Am 20. Juni 1977 übersiedelte Krug mit seiner Familie nach West-Berlin. In seinem ersten Fernsehinterview dort sagte er, es falle ihm nicht schwer, die DDR zu verlassen, aber sehr schwer, die Leute, das Publikum. Auf die Frage des ZDF-Korrespondenten Dirk Sager "Werden Sie Sehnsucht haben?" kamen ihm die Tränen.

Er fasste bald Fuß im Westen – vor allem als Lastwagenfahrer in der Vorabendserie "Auf Achse". Diese brachte den Regisseur Hartmut Griesmayr auf die Idee, ihm die Rolle des Hamburger "Tatort"-Kommissars Paul Stoever anzutragen. Zusammen mit Charles Brauer als Peter Brockmöller ("Brocki") war er 17 Jahre an dieser Stelle im Einsatz, beide mehrten ihren Ruhm als singendes Kommissars-Duo.

Sein anderer herausragender Erfolg wurde die von Jurek Becker geschriebene ARD-Serie "Liebling Kreuzberg". Becker ist auch Autor der ARD-Serie zur deutschen Einheit, "Wir sind auch nur ein Volk". 1997 starb Becker an Krebs, ein Schock für Manfred Krug. Einige Wochen darauf erlitt er einen Schlaganfall, von dem er sich wieder erholen konnte.
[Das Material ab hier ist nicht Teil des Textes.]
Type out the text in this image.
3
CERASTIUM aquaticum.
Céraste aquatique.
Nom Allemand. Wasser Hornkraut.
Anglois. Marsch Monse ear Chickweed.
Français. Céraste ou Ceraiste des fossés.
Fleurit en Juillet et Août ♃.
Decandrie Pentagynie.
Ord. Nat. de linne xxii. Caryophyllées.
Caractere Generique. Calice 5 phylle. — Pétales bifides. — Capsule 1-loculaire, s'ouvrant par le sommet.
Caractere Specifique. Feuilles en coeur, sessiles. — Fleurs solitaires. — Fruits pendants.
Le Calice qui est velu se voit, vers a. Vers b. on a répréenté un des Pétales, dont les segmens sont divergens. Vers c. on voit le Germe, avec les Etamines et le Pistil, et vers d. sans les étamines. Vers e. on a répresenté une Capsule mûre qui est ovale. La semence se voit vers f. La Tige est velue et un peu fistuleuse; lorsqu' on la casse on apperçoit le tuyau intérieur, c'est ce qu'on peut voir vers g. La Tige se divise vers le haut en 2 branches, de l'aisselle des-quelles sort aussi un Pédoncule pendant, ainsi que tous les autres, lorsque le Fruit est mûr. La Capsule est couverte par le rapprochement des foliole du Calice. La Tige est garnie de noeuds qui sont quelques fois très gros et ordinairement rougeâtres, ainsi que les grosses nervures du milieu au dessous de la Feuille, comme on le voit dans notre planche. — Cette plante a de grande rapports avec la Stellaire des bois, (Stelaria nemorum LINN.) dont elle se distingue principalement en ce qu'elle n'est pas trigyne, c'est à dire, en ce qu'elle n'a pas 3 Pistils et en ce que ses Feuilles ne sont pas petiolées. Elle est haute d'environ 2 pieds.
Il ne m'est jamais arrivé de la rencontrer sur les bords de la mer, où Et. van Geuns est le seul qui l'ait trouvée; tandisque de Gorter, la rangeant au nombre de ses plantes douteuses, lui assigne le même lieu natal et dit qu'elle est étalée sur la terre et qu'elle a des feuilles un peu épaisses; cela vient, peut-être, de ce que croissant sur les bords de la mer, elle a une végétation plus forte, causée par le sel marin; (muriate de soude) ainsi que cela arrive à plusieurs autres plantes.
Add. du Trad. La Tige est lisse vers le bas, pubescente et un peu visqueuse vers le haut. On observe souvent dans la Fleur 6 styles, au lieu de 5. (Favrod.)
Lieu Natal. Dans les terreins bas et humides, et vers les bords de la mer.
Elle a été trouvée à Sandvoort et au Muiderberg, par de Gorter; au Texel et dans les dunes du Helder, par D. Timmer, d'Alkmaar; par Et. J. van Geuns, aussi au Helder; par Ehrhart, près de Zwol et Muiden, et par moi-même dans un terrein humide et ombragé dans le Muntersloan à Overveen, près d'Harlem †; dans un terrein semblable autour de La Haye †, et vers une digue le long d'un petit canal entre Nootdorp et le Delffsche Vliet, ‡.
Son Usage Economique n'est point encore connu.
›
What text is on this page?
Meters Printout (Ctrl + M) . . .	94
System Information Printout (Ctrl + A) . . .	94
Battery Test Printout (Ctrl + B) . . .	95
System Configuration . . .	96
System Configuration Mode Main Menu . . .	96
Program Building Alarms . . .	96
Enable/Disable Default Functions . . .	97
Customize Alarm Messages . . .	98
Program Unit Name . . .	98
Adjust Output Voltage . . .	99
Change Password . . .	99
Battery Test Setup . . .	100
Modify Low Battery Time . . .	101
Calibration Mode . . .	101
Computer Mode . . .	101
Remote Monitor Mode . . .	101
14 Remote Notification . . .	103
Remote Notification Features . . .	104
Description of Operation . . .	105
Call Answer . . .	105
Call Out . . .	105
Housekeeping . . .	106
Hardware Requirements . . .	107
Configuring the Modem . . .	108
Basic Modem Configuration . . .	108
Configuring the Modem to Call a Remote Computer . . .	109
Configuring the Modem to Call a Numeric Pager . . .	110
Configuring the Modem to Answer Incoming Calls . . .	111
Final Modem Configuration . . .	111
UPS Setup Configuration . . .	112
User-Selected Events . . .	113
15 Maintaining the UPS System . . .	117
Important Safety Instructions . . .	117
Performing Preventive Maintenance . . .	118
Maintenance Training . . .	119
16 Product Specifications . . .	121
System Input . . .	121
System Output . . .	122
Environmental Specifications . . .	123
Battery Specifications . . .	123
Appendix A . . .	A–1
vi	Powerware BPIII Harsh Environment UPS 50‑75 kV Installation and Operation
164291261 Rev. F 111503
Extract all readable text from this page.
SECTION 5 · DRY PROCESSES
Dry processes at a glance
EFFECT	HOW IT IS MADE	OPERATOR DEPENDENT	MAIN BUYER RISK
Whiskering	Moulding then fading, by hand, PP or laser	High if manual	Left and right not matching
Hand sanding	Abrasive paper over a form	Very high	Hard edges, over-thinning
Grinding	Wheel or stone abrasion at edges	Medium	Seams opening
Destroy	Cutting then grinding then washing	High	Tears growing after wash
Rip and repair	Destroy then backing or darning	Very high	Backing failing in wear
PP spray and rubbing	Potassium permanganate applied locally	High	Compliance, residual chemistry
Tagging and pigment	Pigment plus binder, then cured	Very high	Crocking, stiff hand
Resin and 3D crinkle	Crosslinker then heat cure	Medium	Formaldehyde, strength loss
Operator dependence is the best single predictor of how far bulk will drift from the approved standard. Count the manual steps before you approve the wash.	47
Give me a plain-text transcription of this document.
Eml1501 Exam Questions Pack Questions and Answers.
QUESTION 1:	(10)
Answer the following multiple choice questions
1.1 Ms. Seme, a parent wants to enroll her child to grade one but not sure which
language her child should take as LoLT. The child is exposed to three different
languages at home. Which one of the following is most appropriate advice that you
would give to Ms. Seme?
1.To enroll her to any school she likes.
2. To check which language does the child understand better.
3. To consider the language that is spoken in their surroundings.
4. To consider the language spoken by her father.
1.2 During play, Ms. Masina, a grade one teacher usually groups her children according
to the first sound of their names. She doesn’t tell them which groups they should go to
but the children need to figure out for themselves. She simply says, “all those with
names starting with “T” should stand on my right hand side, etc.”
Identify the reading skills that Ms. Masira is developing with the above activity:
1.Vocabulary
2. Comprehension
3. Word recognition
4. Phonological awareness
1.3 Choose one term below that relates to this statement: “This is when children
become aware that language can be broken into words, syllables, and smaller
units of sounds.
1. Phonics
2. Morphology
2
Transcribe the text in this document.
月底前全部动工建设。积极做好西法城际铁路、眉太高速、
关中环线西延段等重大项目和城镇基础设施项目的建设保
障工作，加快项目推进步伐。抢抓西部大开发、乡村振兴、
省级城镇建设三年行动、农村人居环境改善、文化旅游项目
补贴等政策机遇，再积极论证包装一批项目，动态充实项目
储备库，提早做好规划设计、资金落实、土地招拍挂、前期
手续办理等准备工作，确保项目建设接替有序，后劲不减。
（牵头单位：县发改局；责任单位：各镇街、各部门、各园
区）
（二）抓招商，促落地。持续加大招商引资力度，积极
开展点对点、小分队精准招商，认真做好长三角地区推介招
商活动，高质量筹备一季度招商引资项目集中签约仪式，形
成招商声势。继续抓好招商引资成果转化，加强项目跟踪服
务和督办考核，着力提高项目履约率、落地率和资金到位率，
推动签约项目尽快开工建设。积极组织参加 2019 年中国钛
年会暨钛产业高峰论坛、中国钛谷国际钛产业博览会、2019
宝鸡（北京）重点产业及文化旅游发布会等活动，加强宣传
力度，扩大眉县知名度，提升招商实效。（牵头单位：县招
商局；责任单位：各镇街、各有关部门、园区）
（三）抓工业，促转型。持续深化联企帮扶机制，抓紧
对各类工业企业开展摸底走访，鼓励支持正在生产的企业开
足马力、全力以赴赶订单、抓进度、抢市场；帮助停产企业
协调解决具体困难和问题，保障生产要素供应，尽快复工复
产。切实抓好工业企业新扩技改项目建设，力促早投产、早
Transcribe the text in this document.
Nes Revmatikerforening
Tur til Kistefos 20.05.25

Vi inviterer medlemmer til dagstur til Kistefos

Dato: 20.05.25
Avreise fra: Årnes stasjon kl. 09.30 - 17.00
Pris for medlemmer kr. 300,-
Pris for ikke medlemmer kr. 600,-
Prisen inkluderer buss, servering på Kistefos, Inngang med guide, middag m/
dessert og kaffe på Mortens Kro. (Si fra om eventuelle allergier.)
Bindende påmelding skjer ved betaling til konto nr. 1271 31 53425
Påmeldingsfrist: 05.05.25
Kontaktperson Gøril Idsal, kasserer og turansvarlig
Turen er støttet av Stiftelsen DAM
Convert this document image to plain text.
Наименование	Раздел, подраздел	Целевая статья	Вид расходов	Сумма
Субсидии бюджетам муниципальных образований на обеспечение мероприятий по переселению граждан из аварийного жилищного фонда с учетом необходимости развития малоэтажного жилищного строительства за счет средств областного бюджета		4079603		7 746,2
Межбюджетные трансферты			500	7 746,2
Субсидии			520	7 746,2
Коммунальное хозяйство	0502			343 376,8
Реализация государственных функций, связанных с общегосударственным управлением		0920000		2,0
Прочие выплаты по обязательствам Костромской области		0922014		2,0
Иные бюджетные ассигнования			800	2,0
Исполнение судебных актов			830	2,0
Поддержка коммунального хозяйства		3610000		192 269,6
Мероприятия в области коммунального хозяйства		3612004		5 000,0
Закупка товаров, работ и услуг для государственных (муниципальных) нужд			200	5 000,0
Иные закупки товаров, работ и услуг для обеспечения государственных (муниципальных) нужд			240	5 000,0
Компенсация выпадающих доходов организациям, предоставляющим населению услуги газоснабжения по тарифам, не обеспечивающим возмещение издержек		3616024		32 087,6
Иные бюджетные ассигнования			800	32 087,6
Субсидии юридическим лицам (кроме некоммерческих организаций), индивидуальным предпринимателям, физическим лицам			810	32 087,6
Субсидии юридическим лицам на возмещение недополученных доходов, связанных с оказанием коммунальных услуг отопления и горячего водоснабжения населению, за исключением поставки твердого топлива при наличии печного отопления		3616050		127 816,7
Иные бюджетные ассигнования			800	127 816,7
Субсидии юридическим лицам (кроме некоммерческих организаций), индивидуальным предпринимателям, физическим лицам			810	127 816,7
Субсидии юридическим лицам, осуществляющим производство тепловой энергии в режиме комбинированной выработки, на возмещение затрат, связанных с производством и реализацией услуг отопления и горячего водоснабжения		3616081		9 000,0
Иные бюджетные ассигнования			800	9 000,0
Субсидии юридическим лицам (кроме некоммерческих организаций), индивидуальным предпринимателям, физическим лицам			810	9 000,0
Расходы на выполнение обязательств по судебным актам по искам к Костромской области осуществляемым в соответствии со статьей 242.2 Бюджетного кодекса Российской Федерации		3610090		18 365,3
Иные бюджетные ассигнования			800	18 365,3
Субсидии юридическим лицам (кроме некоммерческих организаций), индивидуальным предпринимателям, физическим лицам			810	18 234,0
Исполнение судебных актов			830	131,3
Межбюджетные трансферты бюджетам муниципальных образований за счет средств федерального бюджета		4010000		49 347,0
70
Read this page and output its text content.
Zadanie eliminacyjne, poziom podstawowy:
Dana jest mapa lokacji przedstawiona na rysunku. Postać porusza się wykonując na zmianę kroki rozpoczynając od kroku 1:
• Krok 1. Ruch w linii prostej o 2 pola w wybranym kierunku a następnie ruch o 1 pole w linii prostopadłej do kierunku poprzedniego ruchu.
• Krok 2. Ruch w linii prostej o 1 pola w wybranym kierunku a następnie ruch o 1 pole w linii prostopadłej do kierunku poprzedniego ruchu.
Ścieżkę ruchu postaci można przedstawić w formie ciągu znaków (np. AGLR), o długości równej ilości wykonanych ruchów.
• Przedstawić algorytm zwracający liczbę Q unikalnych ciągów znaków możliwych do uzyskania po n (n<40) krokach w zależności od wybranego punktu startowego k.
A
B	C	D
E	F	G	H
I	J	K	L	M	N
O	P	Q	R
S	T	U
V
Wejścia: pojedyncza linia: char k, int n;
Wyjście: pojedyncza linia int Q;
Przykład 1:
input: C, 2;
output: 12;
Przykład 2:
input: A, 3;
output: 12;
Vier Jahre später zog er sich zurück und verkündete: "Ich bin jetzt Rentner." Für seine Karriere im Westen stehen je zwei Bambis und Adolf-Grimme-Preise, der Telestar (ARD/ZDF), Ernst-Lubitsch-Preis, der Bayerische Filmpreis und Der Goldene Löwe (RTL). Eine Ehrung als "Legende" steht noch aus.